Цыплаков был вообще очень талантливым художником, чья судьба, к сожалению, пришлась на самые худшие и тяжелые времена для русского искусства. Он писал очень хорошие этюды с натуры и вынужден был принимать участие в лживых «показушных» официальных картинах, исполненных «бригадным методом» и гарантирующих присуждение сталинских премий. В Самарканде он написал очень хороший большой этюд «Площадь за Регистаном», который подарил мне.
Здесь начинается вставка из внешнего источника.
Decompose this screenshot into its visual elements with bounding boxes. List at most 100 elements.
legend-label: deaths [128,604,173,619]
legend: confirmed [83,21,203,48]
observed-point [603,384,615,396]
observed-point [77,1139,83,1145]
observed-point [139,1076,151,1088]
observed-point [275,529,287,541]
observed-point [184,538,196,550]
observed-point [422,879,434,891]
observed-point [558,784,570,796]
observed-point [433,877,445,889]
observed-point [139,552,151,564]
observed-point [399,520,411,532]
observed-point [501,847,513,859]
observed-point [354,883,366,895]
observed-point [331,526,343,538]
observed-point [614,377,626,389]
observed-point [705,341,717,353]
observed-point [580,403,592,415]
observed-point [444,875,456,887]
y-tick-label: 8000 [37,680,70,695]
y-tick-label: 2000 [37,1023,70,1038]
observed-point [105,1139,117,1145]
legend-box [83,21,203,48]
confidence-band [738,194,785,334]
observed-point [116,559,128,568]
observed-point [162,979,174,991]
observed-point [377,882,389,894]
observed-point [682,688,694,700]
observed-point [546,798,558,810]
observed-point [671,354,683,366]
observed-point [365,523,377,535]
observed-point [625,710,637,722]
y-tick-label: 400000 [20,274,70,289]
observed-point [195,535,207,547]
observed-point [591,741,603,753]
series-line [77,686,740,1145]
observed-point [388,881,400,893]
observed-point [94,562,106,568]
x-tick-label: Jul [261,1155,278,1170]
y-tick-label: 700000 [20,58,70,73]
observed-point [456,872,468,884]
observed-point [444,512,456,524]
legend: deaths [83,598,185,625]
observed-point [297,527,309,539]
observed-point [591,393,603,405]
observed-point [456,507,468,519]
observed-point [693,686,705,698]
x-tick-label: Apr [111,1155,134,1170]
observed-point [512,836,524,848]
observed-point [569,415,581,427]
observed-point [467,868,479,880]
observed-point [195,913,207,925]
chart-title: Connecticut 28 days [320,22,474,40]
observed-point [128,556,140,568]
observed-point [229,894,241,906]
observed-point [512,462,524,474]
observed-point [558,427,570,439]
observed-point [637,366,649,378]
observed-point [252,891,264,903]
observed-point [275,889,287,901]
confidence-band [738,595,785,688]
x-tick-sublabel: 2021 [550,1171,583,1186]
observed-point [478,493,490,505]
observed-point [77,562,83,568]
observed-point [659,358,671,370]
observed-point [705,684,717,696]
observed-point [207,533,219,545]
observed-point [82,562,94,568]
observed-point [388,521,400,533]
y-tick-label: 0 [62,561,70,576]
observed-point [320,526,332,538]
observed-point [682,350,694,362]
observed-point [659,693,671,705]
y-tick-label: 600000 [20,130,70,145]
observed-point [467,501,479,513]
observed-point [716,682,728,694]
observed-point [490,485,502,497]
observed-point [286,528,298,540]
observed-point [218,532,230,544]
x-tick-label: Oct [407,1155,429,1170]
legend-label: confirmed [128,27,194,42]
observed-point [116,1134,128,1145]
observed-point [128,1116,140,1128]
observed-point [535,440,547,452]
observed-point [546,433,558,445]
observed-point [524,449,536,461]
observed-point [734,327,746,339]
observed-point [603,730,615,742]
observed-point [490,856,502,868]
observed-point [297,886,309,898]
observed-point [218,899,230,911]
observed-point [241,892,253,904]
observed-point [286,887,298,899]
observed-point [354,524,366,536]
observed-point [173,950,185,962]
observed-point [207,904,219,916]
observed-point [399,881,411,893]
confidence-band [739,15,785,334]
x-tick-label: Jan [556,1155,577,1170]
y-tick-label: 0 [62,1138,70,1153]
Он писал его два дня — 31 декабря 1941 и 2 января 1942 года, после чего милиционер его прогнал. Цыплаков в Москве через много лет приходил ко мне, смотрел на свой этюд, мотал головой и предлагал мне обменять его на какую‑нибудь другую его работу. Но я на это не согласился, только дал этот этюд на устроенную в Академии художеств персональную выставку Цыплакова, и эта вещь произвела должное сильное впечатление.
После Цыплакова доверие к высокому качеству дипломной защиты было восстановлено и в целом защита, продолжавшаяся несколько дней, прошла вполне успешно. Были неинтересные и посредственные работы, но явно преобладали хорошие, а иногда и блестящие, как дипломы Горлова и Дудника. И всюду выступало ясно благотворное влияние Сергея Васильевича, которому покорились все наиболее разумные и одаренные студенты. Лунина и меня Сергей Васильевич поблагодарил очень сердечно. После окончания защиты, в январе 1943 года, и Грабарь, и С. В. Герасимов, и ряд других профессоров, а также все студенты, защитившие дипломы, уехали в Москву, и институт снова остался на полный произвол Горощенко.